(Reuters) – Alonzo Mourning, a defensive specialist who came back from a kidney transplant to win an NBA title with the Miami Heat, was among those named to the Naismith Memorial Basketball Hall of Fame yesterday.
The class of 2014, which will be inducted Aug. 8 at a ceremony in Springfield, Massachusetts, will include recently retired NBA commissioner David Stern.
It was announced just weeks after his retirement in February that Stern, who oversaw the NBA for 30 years, would go directly into the Hall.
Mourning, widely respected for his extensive charity and community work, was a seven-time NBA All-Star who was twice named the league’s defensive player of the year before he retired in 2009.
He was diagnosed with a kidney disease that forced him to miss the first five months of the 2000-01 NBA season. Mourning played most of the next campaign but missed the entire 2002-03 season when his condition worsened.
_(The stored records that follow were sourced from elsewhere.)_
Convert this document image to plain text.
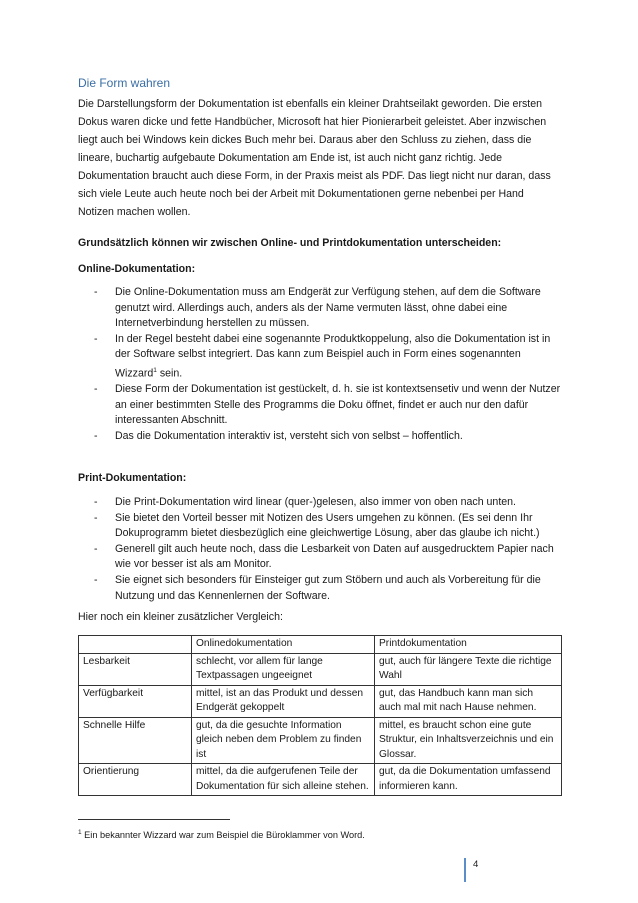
Die Form wahren
Die Darstellungsform der Dokumentation ist ebenfalls ein kleiner Drahtseilakt geworden. Die ersten Dokus waren dicke und fette Handbücher, Microsoft hat hier Pionierarbeit geleistet. Aber inzwischen liegt auch bei Windows kein dickes Buch mehr bei. Daraus aber den Schluss zu ziehen, dass die lineare, buchartig aufgebaute Dokumentation am Ende ist, ist auch nicht ganz richtig. Jede Dokumentation braucht auch diese Form, in der Praxis meist als PDF. Das liegt nicht nur daran, dass sich viele Leute auch heute noch bei der Arbeit mit Dokumentationen gerne nebenbei per Hand Notizen machen wollen.
Grundsätzlich können wir zwischen Online- und Printdokumentation unterscheiden:
Online-Dokumentation:
- Die Online-Dokumentation muss am Endgerät zur Verfügung stehen, auf dem die Software genutzt wird. Allerdings auch, anders als der Name vermuten lässt, ohne dabei eine Internetverbindung herstellen zu müssen.
- In der Regel besteht dabei eine sogenannte Produktkoppelung, also die Dokumentation ist in der Software selbst integriert. Das kann zum Beispiel auch in Form eines sogenannten Wizzard$^1$ sein.
- Diese Form der Dokumentation ist gestückelt, d. h. sie ist kontextsensetiv und wenn der Nutzer an einer bestimmten Stelle des Programms die Doku öffnet, findet er auch nur den dafür interessanten Abschnitt.
- Das die Dokumentation interaktiv ist, versteht sich von selbst – hoffentlich.
Print-Dokumentation:
- Die Print-Dokumentation wird linear (quer-)gelesen, also immer von oben nach unten.
- Sie bietet den Vorteil besser mit Notizen des Users umgehen zu können. (Es sei denn Ihr Dokuprogramm bietet diesbezüglich eine gleichwertige Lösung, aber das glaube ich nicht.)
- Generell gilt auch heute noch, dass die Lesbarkeit von Daten auf ausgedrucktem Papier nach wie vor besser ist als am Monitor.
- Sie eignet sich besonders für Einsteiger gut zum Stöbern und auch als Vorbereitung für die Nutzung und das Kennenlernen der Software.
Hier noch ein kleiner zusätzlicher Vergleich:
	Onlinedokumentation	Printdokumentation
Lesbarkeit	schlecht, vor allem für lange Textpassagen ungeeignet	gut, auch für längere Texte die richtige Wahl
Verfügbarkeit	mittel, ist an das Produkt und dessen Endgerät gekoppelt	gut, das Handbuch kann man sich auch mal mit nach Hause nehmen.
Schnelle Hilfe	gut, da die gesuchte Information gleich neben dem Problem zu finden ist	mittel, es braucht schon eine gute Struktur, ein Inhaltsverzeichnis und ein Glossar.
Orientierung	mittel, da die aufgerufenen Teile der Dokumentation für sich alleine stehen.	gut, da die Dokumentation umfassend informieren kann.
$^1$ Ein bekannter Wizzard war zum Beispiel die Büroklammer von Word.
4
He ended up playing for three different teams during his career, including two stints with the Heat, a team he helped to their first championship in 2006.
Also entering the basketball shrine are former NBA All-Star Mitch Richmond, an elite scorer who won an NBA title with the Los Angeles Lakers, and NCAA championship-winning coaches Nolan Richardson and Gary Williams.
The women’s basketball team from Immaculata College, which won three consecutive national championships during the 1970s, was chosen.